1990 - Arpanet is decommissioned and McGill University releases the Archie search engine.


1990 - Tim Berners-Lee and Robert Cailliau, working at the European Organisation for Nuclear Research (CERN), jointly propose to create a hypertext system (HTTP and HTML) accessible via browsers, which would form the basis of the World Wide Web.

1992 - The Internet Society is formed and the IETF is transferred to operate under it as an independent international standards body.

1993 - One of the first graphical web browsers, Mosaic, is released by Marc Andreessen at the US National Centre for Supercomputing Applications.

1994 - A DSL Forum is formed to help telephone companies and their suppliers realise the great market potential of ADSL.

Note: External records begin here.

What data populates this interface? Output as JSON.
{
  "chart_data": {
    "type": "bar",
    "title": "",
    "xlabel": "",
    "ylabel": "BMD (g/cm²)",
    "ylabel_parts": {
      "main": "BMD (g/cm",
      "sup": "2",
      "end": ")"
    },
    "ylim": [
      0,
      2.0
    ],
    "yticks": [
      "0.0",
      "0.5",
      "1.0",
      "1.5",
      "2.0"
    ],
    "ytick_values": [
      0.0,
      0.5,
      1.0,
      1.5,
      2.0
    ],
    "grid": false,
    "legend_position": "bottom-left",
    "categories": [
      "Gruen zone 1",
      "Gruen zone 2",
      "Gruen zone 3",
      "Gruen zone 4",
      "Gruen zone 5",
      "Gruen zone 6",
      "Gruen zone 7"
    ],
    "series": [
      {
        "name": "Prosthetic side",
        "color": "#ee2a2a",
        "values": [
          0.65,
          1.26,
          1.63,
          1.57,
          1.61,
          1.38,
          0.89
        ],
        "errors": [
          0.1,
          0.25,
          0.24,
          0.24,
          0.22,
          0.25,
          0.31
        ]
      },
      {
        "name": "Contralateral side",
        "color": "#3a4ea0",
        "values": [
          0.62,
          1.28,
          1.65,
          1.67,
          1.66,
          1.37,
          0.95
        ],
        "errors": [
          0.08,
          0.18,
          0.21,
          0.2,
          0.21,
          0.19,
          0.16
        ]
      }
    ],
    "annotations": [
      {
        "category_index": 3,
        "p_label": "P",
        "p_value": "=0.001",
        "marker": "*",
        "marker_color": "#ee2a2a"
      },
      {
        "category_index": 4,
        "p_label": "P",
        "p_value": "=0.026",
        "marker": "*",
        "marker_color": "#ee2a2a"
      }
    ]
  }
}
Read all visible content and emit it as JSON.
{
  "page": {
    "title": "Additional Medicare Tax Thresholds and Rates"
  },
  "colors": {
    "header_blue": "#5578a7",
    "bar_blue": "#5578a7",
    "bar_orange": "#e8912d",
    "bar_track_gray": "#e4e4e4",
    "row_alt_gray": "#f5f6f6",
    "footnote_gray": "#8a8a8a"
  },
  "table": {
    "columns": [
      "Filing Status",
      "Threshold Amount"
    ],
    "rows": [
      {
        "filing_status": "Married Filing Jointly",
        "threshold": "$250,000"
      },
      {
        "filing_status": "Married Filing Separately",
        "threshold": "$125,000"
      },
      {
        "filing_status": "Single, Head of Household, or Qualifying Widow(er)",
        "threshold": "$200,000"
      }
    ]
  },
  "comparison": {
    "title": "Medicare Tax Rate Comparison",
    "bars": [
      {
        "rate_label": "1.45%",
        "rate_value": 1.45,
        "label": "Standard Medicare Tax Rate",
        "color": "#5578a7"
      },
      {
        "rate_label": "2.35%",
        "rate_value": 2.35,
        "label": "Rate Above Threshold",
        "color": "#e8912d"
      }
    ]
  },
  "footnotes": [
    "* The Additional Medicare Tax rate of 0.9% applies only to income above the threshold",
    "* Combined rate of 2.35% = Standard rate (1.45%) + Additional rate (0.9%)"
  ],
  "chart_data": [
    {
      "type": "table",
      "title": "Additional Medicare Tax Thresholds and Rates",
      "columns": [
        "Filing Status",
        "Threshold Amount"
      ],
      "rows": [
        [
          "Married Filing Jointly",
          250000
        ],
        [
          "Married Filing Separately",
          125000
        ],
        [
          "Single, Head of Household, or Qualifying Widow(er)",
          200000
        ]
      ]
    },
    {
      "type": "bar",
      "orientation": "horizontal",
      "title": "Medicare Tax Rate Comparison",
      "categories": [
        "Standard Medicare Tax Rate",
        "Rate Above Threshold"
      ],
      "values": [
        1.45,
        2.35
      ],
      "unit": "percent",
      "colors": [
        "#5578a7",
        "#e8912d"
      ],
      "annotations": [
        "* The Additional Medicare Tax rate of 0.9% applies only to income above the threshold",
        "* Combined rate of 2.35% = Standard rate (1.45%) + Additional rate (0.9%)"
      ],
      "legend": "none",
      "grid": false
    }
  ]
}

1995 - The first internet phone software is released by Vocaltec.

1996 - POP3 (Post Office Protocol version 3) is published.


1996 - Internet phones catch the attention of US telecommunication companies, which ask the US Congress to ban the technology.

1997 - The original version of IEEE 802.11, the wireless LAN standard, is released.


1997 - 2 000th request for comments – “Internet Official Protocol Standards” – from the internet Architecture Board. The American Registry for Internet Numbers (ARIN) is established to handle administration and registration of IP numbers to the geographical areas currently handled by Network Solutions (InterNIC), starting March 1998.

1998 - Three IP switch manufacturers introduce equipment capable of switching.


1998 - French internet users give up their access on 13 December to boycott France Telecom's local phone charges (which are in addition to the ISP charge).

2005 - The one-billionth internet user goes online.

2006 - Mass-market VOIP services over broadband internet access services are popular and successful.